20. The following formula: 【Chemistry 23】 The compound indicated by or a pharmaceutically acceptable salt thereof.

21. The following formula: 【Chemistry 24】 The compound indicated by or a pharmaceutically acceptable salt thereof.

22. The following formula: 【Chemistry 25】 The compound indicated by or a pharmaceutically acceptable salt thereof.

23. The following formula: 【Chemistry 26】 The compound indicated by or a pharmaceutically acceptable salt thereof.

24. The following formula: 【Chemistry 27】 The compound indicated by or a pharmaceutically acceptable salt thereof.

25. The following formula: 【Chemistry 28】 The compound indicated by or a pharmaceutically acceptable salt thereof.

26. The following formula: 【Chemistry 29】 The compound indicated by or a pharmaceutically acceptable salt thereof.
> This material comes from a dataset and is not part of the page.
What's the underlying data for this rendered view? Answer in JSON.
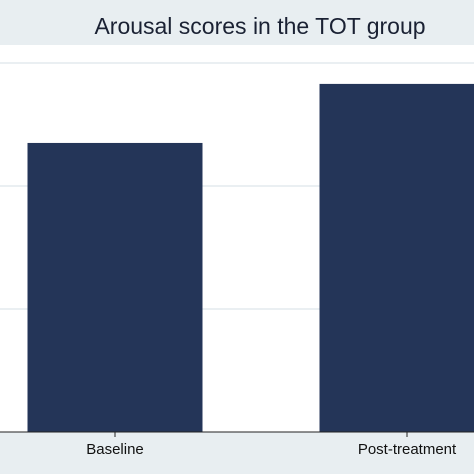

27. ​​The following formula: 【Transformation 30】 The compound indicated by or a pharmaceutically acceptable salt thereof.

28. A pharmaceutical composition comprising a compound according to any one of claims 1 to 27 or a pharmaceutically acceptable salt thereof, and a pharmaceutically acceptable carrier.

29. A PLD inhibitor comprising a compound according to any one of claims 1 to 27 or a pharmaceutically acceptable salt thereof.

30. A PLD1 inhibitor comprising a compound according to any one of claims 1 to 27 or a pharmaceutically acceptable salt thereof.

31. A PLD1 / 2 inhibitor comprising a compound according to any one of claims 1 to 27 or a pharmaceutically acceptable salt thereof.

32. A therapeutic or prophylactic agent for a disease selected from the group consisting of thrombosis and cancer, comprising a compound according to any one of claims 1 to 27 or a pharmaceutically acceptable salt thereof.

33. A method for treating or preventing a disease selected from the group consisting of thrombosis and cancer in a mammal, comprising administering to the mammal a therapeutically effective amount of a compound or a pharmaceutically acceptable salt thereof according to any one of claims 1 to 27.